Include the passage and its PAGE NUMBER you are explicating at the top of your paper (single spaced, in smaller font if extra space is needed).
Keep in mind all the pointers on the first assignment sheet (also on the website).
PASSAGES:
· "He took the white suet in his hands, but within him his heart raged with anger, as he saw that the tempting outside held the ox's white bones beneath. And ever since then, men of every race on the face of the earth burn the white bones on the altar in sacrifice to the immortals."
· "Whoever keeps clear of marriage and the trouble fomented by women, and is quite content to stay single, must expect a gloomy old age, with no one at hand to attend him. He may have plenty of money, but when he dies, his relations often divide it."
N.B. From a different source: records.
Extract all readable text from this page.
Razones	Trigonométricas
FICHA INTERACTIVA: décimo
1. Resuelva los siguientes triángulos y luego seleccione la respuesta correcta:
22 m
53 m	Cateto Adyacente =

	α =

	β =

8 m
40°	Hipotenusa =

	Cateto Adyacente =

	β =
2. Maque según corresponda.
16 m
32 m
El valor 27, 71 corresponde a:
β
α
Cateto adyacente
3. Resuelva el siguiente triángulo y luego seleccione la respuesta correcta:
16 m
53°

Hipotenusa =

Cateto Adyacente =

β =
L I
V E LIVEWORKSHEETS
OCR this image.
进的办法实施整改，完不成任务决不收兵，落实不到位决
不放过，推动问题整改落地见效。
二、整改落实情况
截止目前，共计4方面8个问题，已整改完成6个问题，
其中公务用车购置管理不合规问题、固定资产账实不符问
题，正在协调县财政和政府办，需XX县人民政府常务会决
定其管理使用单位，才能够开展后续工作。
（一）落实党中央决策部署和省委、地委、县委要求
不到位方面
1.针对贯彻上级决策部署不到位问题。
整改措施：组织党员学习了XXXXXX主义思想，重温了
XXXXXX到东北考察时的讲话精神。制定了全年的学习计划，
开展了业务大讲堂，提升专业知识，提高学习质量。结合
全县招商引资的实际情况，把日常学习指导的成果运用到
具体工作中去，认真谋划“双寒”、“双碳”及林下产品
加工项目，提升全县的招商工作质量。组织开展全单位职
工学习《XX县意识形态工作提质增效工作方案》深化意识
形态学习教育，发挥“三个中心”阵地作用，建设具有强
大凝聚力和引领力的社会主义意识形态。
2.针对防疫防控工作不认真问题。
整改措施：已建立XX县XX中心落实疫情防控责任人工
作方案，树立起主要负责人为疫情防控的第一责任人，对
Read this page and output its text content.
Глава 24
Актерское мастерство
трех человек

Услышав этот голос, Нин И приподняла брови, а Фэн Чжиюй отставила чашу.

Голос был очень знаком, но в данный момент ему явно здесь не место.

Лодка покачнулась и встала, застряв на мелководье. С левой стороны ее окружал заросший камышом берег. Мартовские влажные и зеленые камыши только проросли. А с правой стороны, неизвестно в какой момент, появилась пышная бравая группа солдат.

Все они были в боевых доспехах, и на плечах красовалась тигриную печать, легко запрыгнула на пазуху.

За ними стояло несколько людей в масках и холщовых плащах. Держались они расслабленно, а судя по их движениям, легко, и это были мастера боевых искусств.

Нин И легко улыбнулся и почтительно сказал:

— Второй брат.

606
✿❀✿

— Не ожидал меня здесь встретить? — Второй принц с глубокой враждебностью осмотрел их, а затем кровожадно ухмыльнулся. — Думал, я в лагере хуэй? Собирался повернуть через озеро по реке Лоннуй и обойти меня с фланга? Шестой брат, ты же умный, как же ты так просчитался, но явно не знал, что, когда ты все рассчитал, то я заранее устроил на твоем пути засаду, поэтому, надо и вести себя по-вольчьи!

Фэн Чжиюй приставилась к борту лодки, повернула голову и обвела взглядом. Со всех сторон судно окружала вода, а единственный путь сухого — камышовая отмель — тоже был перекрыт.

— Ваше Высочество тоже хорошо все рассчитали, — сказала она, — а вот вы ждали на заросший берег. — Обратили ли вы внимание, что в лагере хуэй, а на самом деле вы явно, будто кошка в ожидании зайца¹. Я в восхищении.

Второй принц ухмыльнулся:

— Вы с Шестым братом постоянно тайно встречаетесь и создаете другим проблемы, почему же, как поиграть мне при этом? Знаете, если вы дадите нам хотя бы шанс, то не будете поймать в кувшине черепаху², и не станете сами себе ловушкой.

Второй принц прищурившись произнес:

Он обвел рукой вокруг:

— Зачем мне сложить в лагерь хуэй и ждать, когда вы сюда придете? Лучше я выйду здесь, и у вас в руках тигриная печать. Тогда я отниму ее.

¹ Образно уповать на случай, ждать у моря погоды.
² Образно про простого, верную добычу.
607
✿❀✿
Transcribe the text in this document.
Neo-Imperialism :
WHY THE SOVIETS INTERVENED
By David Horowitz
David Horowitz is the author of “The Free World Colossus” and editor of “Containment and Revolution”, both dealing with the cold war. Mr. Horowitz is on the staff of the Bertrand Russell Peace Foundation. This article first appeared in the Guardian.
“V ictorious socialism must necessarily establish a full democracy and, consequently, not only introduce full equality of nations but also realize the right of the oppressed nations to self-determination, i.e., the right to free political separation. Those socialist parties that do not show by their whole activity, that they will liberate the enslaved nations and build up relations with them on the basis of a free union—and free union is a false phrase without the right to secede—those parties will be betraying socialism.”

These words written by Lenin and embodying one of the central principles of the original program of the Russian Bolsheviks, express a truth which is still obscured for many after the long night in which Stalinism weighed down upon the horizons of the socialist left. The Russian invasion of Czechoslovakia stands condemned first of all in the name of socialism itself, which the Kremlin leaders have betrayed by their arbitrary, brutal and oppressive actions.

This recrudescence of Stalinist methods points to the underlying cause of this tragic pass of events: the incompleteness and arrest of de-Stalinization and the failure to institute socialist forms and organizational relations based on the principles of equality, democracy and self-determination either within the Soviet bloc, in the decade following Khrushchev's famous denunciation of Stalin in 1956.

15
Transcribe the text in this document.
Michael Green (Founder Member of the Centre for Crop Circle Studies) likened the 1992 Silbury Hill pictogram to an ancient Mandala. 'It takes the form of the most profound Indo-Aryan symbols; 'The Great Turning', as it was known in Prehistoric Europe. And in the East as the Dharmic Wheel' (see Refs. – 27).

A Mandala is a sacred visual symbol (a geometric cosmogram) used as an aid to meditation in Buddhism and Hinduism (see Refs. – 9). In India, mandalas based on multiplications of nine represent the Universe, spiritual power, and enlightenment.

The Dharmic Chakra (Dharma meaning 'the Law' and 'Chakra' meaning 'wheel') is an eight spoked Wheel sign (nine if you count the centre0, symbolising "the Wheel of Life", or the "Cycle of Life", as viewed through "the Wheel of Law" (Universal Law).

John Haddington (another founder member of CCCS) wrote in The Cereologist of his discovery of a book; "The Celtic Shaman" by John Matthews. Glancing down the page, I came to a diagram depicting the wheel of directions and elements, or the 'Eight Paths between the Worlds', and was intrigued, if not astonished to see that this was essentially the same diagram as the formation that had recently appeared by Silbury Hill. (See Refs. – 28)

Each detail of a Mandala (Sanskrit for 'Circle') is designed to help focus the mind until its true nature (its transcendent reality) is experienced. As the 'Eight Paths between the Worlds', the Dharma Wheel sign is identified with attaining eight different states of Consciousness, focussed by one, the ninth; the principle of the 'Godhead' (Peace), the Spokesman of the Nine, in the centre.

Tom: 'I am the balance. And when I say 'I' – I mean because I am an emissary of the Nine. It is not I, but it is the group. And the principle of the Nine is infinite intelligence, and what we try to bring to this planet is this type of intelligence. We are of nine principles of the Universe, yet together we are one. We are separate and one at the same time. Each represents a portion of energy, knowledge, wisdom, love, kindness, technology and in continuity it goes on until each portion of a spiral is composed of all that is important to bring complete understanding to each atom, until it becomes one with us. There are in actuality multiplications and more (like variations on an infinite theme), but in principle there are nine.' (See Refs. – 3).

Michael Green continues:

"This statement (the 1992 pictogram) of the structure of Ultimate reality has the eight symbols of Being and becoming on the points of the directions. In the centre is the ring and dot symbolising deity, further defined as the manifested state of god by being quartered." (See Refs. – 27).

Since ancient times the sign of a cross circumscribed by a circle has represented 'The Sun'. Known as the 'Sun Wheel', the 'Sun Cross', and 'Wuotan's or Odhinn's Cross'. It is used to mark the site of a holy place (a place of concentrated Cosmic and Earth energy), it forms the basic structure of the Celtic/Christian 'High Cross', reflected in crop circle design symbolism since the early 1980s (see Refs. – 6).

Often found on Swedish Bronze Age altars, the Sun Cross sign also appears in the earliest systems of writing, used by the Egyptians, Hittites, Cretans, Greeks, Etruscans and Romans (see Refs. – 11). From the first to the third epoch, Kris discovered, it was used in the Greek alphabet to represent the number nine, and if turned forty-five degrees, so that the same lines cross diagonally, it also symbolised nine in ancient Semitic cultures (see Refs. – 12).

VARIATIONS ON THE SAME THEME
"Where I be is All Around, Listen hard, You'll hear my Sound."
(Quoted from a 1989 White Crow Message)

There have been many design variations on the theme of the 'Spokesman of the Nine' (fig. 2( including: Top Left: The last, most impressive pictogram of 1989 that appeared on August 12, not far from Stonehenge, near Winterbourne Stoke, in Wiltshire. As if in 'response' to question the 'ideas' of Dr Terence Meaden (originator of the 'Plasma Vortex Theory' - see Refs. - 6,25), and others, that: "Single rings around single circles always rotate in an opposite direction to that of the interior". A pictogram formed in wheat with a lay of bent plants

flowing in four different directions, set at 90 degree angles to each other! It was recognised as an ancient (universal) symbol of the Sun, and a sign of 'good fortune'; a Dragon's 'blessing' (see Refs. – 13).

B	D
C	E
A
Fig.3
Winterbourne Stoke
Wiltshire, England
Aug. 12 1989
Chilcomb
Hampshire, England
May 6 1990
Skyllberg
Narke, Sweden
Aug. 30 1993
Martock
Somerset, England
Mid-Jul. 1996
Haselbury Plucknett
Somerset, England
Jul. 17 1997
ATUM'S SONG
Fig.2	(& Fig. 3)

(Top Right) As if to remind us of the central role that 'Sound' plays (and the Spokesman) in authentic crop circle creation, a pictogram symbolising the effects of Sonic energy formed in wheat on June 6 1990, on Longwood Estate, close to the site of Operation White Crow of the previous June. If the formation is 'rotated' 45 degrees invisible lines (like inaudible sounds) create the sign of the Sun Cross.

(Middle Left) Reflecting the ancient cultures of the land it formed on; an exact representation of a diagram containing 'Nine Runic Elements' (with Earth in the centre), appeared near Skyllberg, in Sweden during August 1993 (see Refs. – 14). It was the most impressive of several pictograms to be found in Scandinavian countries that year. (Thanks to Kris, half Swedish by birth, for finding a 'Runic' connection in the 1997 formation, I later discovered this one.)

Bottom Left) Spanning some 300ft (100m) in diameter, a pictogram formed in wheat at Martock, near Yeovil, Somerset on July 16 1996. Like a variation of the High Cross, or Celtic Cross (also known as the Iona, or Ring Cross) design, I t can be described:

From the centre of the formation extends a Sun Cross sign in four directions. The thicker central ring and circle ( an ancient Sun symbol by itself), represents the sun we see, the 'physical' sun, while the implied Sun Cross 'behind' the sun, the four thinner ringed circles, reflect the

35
· “Around the bed-posts he draped his chain in voluptuous swirls, coiled directly over the bed, looping down from the rafters. Yet it was fine as a cobweb, not to be noticed by watchers, even the blessed gods, such skill went into its making.”
· “This little child, who in fact is really a larcenous bandit, I found at the end of a tedious trip in the hills of Cyllenê, a cheat more plausible far than any I ever have seen, god or human or swindler, who walks on the face of the earth.”
· "Never again could she claim, when immortals were gathered together, with a softly innocent smile, that she alone drove them to couple with mortal women, who bore them sons who were destined to perish, and deathless goddesses too she had driven to mate with mere humans."